Currently, visiting professor at IBEC, Barcelona
Microfluidics is the science and technology of manipulating and analyzing fluid flow at small scales, typically from millimeters down to micrometers. At these scales, fluid flow is almost always laminar which enables excellent control over the flow. Microfluidic devices can be made using a range of microfabrication approaches and materials, and these enable to integrate tailored electronic or mechanical functions. These unique properties of microfluidic technologies, and the ongoing further development of the technology, enable a range of new biomedical applications, including diagnostic and monitoring devices, medical implants, and organ-on-chip.

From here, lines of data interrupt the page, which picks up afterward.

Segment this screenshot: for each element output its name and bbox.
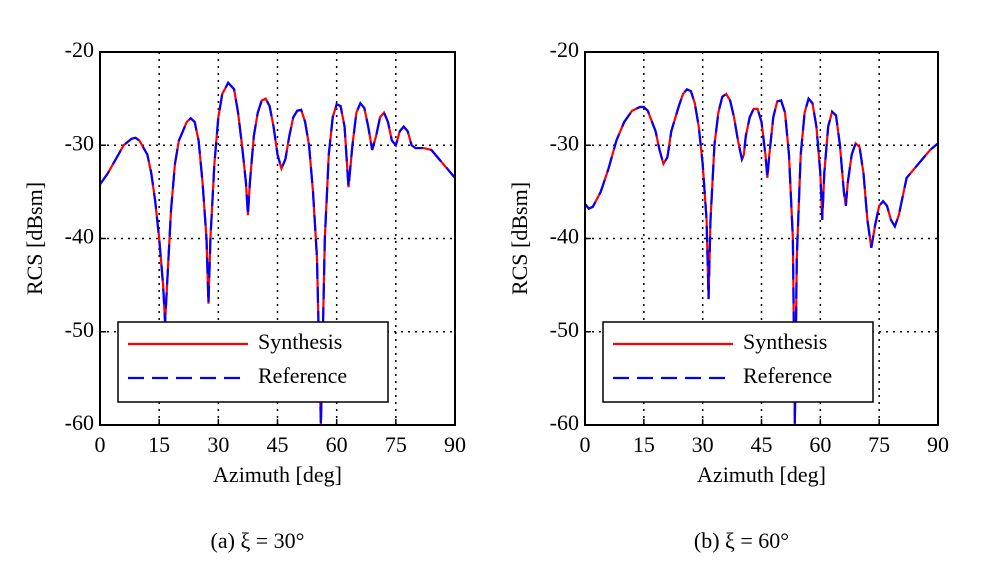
x-tick-label: 0: [580, 432, 591, 457]
x-tick-label: 60: [326, 432, 348, 457]
legend-label: Reference: [258, 363, 347, 388]
legend-box: [602, 321, 874, 403]
y-tick-label: -30: [65, 130, 94, 155]
x-tick-label: 30: [692, 432, 714, 457]
chart-panel: 0 15 30 45 60 75 90 -60 -50 -40 -30 -20 Synthesis Ref…: [507, 37, 949, 553]
x-tick-label: 0: [95, 432, 106, 457]
x-tick-label: 45: [267, 432, 289, 457]
x-tick-label: 45: [751, 432, 773, 457]
x-tick-label: 30: [207, 432, 229, 457]
x-tick-label: 15: [633, 432, 655, 457]
y-tick-label: -30: [550, 130, 579, 155]
legend-box: [117, 321, 389, 403]
y-tick-label: -60: [550, 410, 579, 435]
y-tick-label: -20: [550, 37, 579, 62]
x-tick-label: 15: [148, 432, 170, 457]
chart-panel: 0 15 30 45 60 75 90 -60 -50 -40 -30 -20 Synthesis Ref…: [22, 37, 466, 553]
y-tick-label: -20: [65, 37, 94, 62]
caption: (a) ξ = 30°: [211, 528, 305, 553]
x-tick-label: 75: [868, 432, 890, 457]
legend-label: Reference: [743, 363, 832, 388]
series-line: [100, 80, 455, 425]
y-tick-label: -40: [65, 224, 94, 249]
x-axis-label: Azimuth [deg]: [697, 462, 826, 487]
series-line: [585, 87, 938, 425]
caption: (b) ξ = 60°: [694, 528, 789, 553]
y-tick-label: -50: [65, 317, 94, 342]
y-tick-label: -60: [65, 410, 94, 435]
x-axis-label: Azimuth [deg]: [213, 462, 342, 487]
y-tick-label: -40: [550, 224, 579, 249]
x-tick-label: 90: [444, 432, 466, 457]
x-tick-label: 75: [385, 432, 407, 457]
legend-label: Synthesis: [743, 329, 827, 354]
y-axis-label: RCS [dBsm]: [22, 182, 47, 295]
legend-label: Synthesis: [258, 329, 342, 354]
axes-frame: [584, 51, 939, 426]
x-tick-label: 60: [809, 432, 831, 457]
y-tick-label: -50: [550, 317, 579, 342]
y-axis-label: RCS [dBsm]: [507, 182, 532, 295]
x-tick-label: 90: [927, 432, 949, 457]
axes-frame: [99, 51, 456, 426]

In this lecture, I will present recent developments within three research lines of our lab. (1) Bio-inspired microfluidics: A novel microfluidic flow generation concept inspired by nature, which is based on magnetic nano- and micro-actuators we call “artificial cilia”; integrated in microfluidic devices, these can be used to induce flow, to manipulate particles, and as actuators in cellular mechano-transduction research. (2) Microfluidic devices for health: Examples of microfluidic devices for health applications, specifically a sweat sensing device for non-invasive semi-continuous monitoring of hospitalized patients, and a smart eye implant to control eye pressure in glaucoma patients after surgery. (3) Organ-on-chip: A game-changing technology in which human cells are cultured in microfluidic chips simulating and predicting the response of healthy and diseased human tissues. I will focus on cancer-on-chip approaches to understand initial stages of cancer metastasis, and on our lumen-based organ-on-chip models that are enabled by a 3D sugar printing technique we developed.